By SUE SUCHYTA
Sunday Times Newspapers
The $1.9 trillion COVID-19 relief bill signed March 11, the American Rescue Plan Act, will bring $5.9 billion to Michigan, with millions slated for Dearborn, Dearborn Heights and Downriver communities.
Local governments likely will be able to use the money for infrastructure work and other city improvements. The amount going to cities and townships is based on population and poverty rates.
One infusion of funds will be released in about two months, with a second sum delivered next year. The money must be used by the end of the 2024 calendar year.
Dearborn will get $48.7 million, with Dearborn Heights slated to receive $25.9 million.
Downriver, Allen Park will get $2.66 million, with Lincoln Park receiving $20.2 million, Melvindale $1 million and Riverview $1.2 million.
Southgate will get $2.86 million, with Taylor receiving nearly $12 million, Trenton slated for $1.79 million and Wyandotte getting $2.45 million.
Relief and excitement about the money is mixed with cautious reservation among local mayors.
Lincoln Park Mayor Thomas Karnes said that while the stipulations on spending the money are still unknown, it is definitely a welcome addition to the city’s coffers.
“It will definitely help with the issues we have with our water system and with our roads,” he said.
Melvindale Mayor Wheeler Marsee said the city will come up with a plan soon, and will complete as many projects as possible within the funding guidelines.
“We are in the works of doing another road evaluation survey, and some major water projects, so good planning will get us the most bang for our buck,” he said.
Mary Laundroche, director of Dearborn’s Department of Public Information, said city officials are reviewing the parameters regulating the use of the federal funds, in conjunction with the budgetary impact of the pandemic, to determine the most effective ways to use the needed relief.
Other mayors were subdued in their response while awaiting guidelines and actual disbursement amounts.
Allen Park Mayor Gail McLeod said she is awaiting the federal guidelines and final numbers.
“We were told on a leadership call Monday that the numbers are still estimates and not finalized, and that the treasury needs to come out with some guidelines,” she said.

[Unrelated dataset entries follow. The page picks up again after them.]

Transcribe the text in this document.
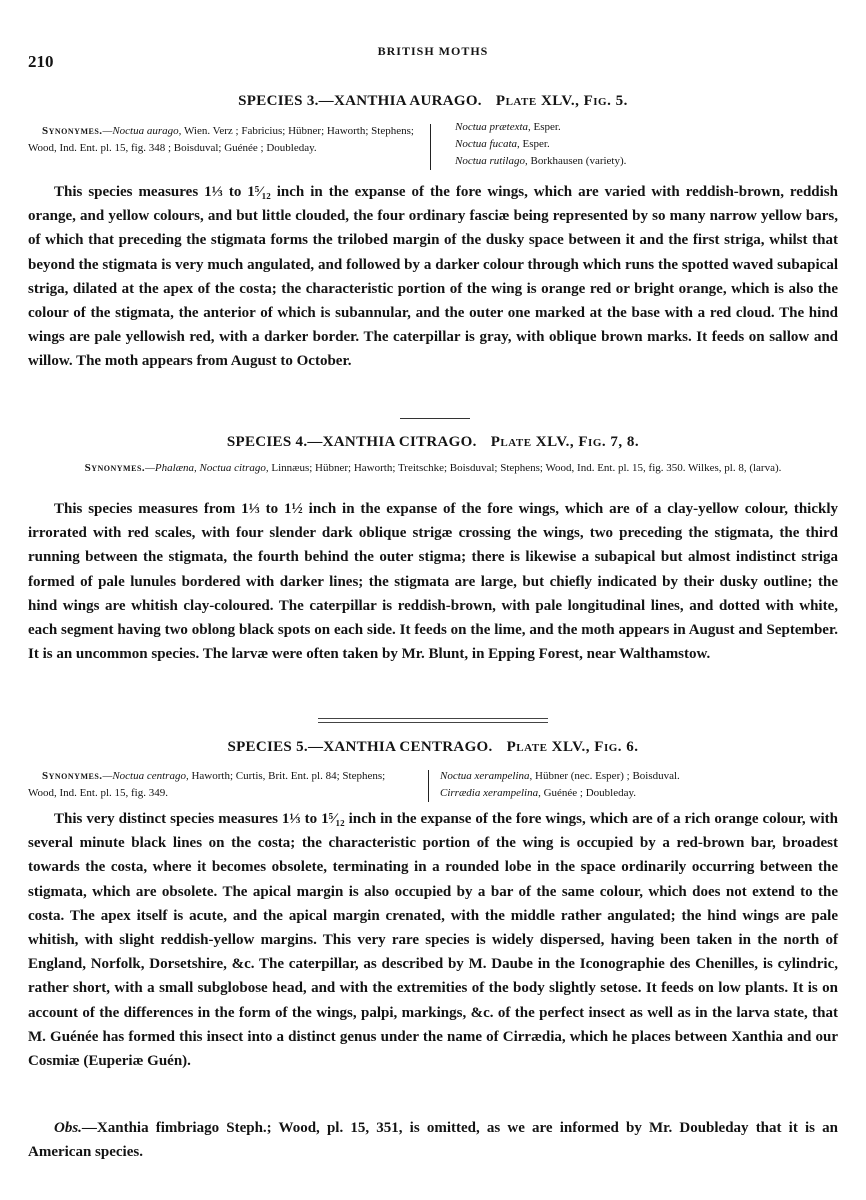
210
BRITISH MOTHS
SPECIES 3.—XANTHIA AURAGO. Plate XLV., Fig. 5.
Synonymes.—Noctua aurago, Wien. Verz ; Fabricius; Hübner; Haworth; Stephens; Wood, Ind. Ent. pl. 15, fig. 348 ; Boisduval; Guénée ; Doubleday.
Noctua prætexta, Esper.
Noctua fucata, Esper.
Noctua rutilago, Borkhausen (variety).
This species measures 1⅓ to 1⁵⁄₁₂ inch in the expanse of the fore wings, which are varied with reddish-brown, reddish orange, and yellow colours, and but little clouded, the four ordinary fasciæ being represented by so many narrow yellow bars, of which that preceding the stigmata forms the trilobed margin of the dusky space between it and the first striga, whilst that beyond the stigmata is very much angulated, and followed by a darker colour through which runs the spotted waved subapical striga, dilated at the apex of the costa; the characteristic portion of the wing is orange red or bright orange, which is also the colour of the stigmata, the anterior of which is subannular, and the outer one marked at the base with a red cloud. The hind wings are pale yellowish red, with a darker border. The caterpillar is gray, with oblique brown marks. It feeds on sallow and willow. The moth appears from August to October.
SPECIES 4.—XANTHIA CITRAGO. Plate XLV., Fig. 7, 8.
Synonymes.—Phalæna, Noctua citrago, Linnæus; Hübner; Haworth; Treitschke; Boisduval; Stephens; Wood, Ind. Ent. pl. 15, fig. 350. Wilkes, pl. 8, (larva).
This species measures from 1⅓ to 1½ inch in the expanse of the fore wings, which are of a clay-yellow colour, thickly irrorated with red scales, with four slender dark oblique strigæ crossing the wings, two preceding the stigmata, the third running between the stigmata, the fourth behind the outer stigma; there is likewise a subapical but almost indistinct striga formed of pale lunules bordered with darker lines; the stigmata are large, but chiefly indicated by their dusky outline; the hind wings are whitish clay-coloured. The caterpillar is reddish-brown, with pale longitudinal lines, and dotted with white, each segment having two oblong black spots on each side. It feeds on the lime, and the moth appears in August and September. It is an uncommon species. The larvæ were often taken by Mr. Blunt, in Epping Forest, near Walthamstow.
SPECIES 5.—XANTHIA CENTRAGO. Plate XLV., Fig. 6.
Synonymes.—Noctua centrago, Haworth; Curtis, Brit. Ent. pl. 84; Stephens; Wood, Ind. Ent. pl. 15, fig. 349.
Noctua xerampelina, Hübner (nec. Esper) ; Boisduval.
Cirrædia xerampelina, Guénée ; Doubleday.
This very distinct species measures 1⅓ to 1⁵⁄₁₂ inch in the expanse of the fore wings, which are of a rich orange colour, with several minute black lines on the costa; the characteristic portion of the wing is occupied by a red-brown bar, broadest towards the costa, where it becomes obsolete, terminating in a rounded lobe in the space ordinarily occurring between the stigmata, which are obsolete. The apical margin is also occupied by a bar of the same colour, which does not extend to the costa. The apex itself is acute, and the apical margin crenated, with the middle rather angulated; the hind wings are pale whitish, with slight reddish-yellow margins. This very rare species is widely dispersed, having been taken in the north of England, Norfolk, Dorsetshire, &c. The caterpillar, as described by M. Daube in the Iconographie des Chenilles, is cylindric, rather short, with a small subglobose head, and with the extremities of the body slightly setose. It feeds on low plants. It is on account of the differences in the form of the wings, palpi, markings, &c. of the perfect insect as well as in the larva state, that M. Guénée has formed this insect into a distinct genus under the name of Cirrædia, which he places between Xanthia and our Cosmiæ (Euperiæ Guén).
Obs.—Xanthia fimbriago Steph.; Wood, pl. 15, 351, is omitted, as we are informed by Mr. Doubleday that it is an American species.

Riverview Mayor Andrew Swift said city officials have not decided on their project wish list yet.
“The amount may change before we actually receive it,” he said.
Dearborn Heights Mayor Bill Bazzi also was cautiously awaiting government criteria for the fund expenditure before he speculated how the money might be spent.
“Whatever is the most effective for our residents, within the government guidelines,” he said.